On Tuesday, President Trump said he would not allow Dr. Anthony Fauci, a key public health official on the Coronavirus Task Force, to testify before a House committee for political reasons. "The House is a bunch of Trump haters. They frankly want our situation to be unsuccessful, which means death. They want us to fail so they can win an election, which they're not gonna win," the president said before his trip to Arizona.
Those words did not sit well with Senator Chris Murphy, a Democrat from Connecticut.
"The president is saying Democrats are rooting for people to die because they think they're going to gain some political advantage over this misery persisting. That is disgusting," Murphy told Major Garrett for the CBS podcast "Debriefing the Briefing."
Fauci will, however, appear before the Republican-controlled Senate on May 12. Democrats are insisting on greater oversight of the roughly $3 trillion congress passed for coronavirus relief.
Senators returned to Washington this week, with many wearing masks and with new social distancing guidelines in place inside the Capitol complex.
The Senate is considering a series of nominations including that of John Ratcliffe, a Republican member of the House and the president's pick to lead the intelligence community.
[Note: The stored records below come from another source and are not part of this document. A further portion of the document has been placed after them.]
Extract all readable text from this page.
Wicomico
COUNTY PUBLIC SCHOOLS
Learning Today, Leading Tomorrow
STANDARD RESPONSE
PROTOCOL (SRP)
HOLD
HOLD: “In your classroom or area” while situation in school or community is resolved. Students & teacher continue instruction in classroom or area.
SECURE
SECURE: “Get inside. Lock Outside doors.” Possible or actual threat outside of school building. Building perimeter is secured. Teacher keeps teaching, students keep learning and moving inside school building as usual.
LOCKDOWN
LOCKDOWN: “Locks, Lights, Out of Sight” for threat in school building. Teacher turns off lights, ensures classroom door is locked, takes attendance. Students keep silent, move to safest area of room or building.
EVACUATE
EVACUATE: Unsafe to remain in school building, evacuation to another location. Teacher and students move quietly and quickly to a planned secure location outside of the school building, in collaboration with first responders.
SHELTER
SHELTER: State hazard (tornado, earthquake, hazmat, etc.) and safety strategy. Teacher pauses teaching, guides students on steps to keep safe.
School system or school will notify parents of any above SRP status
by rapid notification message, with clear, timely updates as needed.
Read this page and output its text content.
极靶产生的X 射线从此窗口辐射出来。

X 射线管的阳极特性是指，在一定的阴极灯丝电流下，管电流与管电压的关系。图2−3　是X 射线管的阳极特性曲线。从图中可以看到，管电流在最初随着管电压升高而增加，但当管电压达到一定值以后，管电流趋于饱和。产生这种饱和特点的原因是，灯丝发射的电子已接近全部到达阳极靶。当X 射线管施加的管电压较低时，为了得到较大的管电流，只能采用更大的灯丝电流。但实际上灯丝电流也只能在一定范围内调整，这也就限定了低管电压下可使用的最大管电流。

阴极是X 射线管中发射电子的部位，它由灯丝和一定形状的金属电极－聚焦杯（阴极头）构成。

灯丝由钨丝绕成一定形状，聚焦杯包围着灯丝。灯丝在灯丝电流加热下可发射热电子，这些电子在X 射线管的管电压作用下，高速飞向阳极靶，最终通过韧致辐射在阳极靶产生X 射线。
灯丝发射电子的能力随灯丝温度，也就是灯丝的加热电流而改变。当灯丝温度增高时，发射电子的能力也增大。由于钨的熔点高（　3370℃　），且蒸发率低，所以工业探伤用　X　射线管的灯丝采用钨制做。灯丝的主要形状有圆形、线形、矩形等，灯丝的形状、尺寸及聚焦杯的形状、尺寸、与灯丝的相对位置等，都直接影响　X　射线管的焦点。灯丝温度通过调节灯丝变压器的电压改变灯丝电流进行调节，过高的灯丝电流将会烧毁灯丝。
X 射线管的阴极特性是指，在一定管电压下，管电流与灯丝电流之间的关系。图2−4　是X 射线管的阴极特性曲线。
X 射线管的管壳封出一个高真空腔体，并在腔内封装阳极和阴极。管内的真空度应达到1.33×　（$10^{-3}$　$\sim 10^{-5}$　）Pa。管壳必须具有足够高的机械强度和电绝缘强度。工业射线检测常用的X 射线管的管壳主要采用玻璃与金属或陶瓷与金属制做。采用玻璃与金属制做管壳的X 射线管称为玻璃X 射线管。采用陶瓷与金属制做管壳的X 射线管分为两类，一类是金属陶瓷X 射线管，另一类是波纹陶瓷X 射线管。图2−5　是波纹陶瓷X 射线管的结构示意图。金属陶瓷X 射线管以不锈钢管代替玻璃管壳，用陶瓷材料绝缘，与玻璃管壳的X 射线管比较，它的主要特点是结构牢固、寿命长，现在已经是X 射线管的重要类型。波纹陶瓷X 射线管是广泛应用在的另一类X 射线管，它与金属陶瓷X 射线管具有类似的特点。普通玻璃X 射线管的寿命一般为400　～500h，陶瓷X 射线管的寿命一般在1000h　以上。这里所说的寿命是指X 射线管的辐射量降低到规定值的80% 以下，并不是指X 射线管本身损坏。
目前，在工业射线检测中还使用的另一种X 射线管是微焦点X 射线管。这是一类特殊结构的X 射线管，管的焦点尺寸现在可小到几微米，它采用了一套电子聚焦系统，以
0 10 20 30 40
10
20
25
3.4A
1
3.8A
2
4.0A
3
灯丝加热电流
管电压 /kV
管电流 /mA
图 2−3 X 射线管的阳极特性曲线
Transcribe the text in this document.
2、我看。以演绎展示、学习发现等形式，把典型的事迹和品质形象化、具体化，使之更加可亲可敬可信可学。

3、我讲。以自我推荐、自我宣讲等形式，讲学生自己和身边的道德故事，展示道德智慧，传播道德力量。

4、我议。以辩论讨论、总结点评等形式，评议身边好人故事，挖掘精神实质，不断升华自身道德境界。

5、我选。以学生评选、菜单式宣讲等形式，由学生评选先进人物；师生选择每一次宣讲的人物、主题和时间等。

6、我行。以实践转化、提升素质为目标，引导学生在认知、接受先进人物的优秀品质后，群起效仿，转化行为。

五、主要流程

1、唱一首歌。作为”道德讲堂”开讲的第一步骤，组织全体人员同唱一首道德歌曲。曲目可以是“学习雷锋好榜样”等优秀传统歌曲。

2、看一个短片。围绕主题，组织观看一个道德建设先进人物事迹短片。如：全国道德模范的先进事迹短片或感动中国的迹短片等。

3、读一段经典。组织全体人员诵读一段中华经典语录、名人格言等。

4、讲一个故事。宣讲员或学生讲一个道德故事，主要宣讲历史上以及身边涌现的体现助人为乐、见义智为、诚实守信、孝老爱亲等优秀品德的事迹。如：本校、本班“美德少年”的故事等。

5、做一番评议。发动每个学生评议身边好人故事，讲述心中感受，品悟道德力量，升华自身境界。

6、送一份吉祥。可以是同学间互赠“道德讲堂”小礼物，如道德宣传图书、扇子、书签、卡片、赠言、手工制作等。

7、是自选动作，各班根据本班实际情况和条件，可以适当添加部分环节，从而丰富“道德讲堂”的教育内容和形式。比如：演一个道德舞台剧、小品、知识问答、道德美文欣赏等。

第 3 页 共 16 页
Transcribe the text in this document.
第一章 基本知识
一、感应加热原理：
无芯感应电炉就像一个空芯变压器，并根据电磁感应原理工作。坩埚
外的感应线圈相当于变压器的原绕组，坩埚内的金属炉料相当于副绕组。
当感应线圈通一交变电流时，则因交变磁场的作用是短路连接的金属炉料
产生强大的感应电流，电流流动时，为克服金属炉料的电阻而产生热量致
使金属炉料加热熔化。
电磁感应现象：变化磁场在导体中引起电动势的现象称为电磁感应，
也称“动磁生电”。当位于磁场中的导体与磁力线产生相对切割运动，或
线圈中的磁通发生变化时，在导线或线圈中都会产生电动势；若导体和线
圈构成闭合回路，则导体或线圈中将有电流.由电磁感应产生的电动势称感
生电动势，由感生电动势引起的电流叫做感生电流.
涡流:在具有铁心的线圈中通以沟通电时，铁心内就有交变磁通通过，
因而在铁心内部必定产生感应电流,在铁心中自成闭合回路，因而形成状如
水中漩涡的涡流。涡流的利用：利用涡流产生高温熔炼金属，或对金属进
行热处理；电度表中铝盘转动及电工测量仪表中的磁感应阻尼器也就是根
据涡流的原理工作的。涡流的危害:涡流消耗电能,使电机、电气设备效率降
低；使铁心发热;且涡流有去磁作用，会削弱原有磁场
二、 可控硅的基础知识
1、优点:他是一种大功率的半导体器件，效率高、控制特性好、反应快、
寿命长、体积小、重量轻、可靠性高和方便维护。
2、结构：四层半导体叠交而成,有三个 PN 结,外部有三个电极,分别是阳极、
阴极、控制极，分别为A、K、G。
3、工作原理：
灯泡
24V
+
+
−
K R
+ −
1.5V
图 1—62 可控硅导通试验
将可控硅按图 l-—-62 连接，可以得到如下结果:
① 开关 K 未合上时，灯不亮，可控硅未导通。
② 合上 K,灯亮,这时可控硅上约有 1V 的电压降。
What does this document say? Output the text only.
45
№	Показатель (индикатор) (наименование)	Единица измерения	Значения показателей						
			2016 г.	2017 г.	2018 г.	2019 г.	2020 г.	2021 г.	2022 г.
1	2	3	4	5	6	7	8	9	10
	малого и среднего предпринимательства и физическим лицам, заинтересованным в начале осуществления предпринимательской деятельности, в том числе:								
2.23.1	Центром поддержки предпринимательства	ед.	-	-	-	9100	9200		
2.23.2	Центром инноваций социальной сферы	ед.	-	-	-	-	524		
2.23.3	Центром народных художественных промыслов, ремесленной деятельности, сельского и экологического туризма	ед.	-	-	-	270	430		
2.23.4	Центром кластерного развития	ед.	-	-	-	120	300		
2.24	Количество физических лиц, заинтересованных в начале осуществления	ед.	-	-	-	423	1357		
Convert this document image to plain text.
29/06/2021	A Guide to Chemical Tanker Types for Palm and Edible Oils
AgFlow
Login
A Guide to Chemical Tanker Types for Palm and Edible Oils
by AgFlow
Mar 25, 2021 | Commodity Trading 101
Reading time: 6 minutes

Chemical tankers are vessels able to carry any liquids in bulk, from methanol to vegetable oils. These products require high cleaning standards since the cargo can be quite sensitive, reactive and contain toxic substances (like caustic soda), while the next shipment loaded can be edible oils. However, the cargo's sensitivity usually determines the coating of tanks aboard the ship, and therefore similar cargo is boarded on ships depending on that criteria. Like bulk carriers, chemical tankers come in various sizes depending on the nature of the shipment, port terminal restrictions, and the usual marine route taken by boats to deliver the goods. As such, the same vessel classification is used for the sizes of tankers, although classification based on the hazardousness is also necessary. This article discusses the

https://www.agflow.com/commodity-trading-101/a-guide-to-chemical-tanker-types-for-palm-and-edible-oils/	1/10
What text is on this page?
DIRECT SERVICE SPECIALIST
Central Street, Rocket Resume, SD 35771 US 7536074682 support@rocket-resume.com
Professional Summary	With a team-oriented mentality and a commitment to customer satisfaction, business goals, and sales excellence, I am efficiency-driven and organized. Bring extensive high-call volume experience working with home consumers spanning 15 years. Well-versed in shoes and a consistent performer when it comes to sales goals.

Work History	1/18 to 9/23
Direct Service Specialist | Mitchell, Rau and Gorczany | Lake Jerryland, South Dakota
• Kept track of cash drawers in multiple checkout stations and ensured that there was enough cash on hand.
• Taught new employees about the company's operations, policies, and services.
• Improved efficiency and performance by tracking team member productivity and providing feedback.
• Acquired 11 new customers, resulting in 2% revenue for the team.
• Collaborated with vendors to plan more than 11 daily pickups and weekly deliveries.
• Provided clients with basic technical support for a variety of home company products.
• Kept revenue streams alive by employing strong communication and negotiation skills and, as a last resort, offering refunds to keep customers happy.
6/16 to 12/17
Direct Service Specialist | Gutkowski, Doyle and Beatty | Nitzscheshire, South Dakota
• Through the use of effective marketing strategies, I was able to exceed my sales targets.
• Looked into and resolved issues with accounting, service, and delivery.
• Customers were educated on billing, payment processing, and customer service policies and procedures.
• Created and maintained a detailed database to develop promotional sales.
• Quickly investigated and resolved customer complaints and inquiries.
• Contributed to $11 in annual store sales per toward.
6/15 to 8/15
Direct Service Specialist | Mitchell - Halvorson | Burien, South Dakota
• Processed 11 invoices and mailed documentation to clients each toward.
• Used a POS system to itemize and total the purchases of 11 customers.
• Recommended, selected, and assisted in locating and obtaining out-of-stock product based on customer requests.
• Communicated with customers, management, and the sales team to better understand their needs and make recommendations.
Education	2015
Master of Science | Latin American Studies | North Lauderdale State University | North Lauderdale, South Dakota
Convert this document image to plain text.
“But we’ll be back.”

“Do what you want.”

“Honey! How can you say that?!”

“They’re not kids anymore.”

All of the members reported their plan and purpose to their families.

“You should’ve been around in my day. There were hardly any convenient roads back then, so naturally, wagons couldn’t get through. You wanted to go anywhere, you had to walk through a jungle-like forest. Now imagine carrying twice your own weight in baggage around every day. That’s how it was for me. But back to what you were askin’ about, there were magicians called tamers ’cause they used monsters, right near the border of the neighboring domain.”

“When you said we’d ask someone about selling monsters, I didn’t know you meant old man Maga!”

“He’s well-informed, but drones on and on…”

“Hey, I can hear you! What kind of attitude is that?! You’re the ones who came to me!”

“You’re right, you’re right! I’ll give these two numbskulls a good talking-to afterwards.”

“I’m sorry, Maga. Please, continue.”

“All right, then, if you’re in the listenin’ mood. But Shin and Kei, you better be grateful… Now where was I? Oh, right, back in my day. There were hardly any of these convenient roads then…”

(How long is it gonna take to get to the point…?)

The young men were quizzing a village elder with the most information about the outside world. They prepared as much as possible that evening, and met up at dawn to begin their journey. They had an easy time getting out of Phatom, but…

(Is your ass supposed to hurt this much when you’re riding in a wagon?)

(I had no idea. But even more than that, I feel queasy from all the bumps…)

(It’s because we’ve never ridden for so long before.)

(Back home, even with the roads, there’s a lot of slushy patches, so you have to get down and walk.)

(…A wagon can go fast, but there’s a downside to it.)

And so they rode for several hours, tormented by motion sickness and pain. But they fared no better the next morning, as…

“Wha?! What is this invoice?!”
"If we're passing legislation that's going to help beat this virus, then I'm willing to be in Washington," Murphy said, "But if we're doing other business that could easily wait, then let's put the safety of the folks who work in the Capitol first." He added that confirming judges does not relate to the pandemic.
Murphy also expressed concern about the president's rhetoric and armed protesters who, upset with stay-at-home restrictions, have marched on state capitols. "It scares the hell out of me," Murphy said. "I worry at some point [they] won't just be brandishing weapons but ultimately fire one of those weapons if the president continues to egg them on."
"I just want to warn the president, these folks listen to him," Murphy added, thought he stopped short of saying President Trump would bear responsibility for a violent act.
On Tuesday, the coronavirus death toll in the U.S. surged past 70,000 and recent projections indicate the crisis may not abate soon. There is worry among public health officials about a second or third wave of cases in the fall and winter.
Murphy, who sits on the Senate Foreign Relations Committee, said the Chinese government has an "enormous amount to answer for…the world has to have a reckoning with China about their disastrous mishandling of this virus, especially in the early days."
He believes that China was late in admitting the virus easily transferred between humans and blames Beijing for withholding critical scientific data.
Although Mr. Trump was initially complimentary of Chinese President Xi Jinping's handling of the outbreak, he has also deflected criticism from himself by citing China for bungling its response and failing to share accurate data.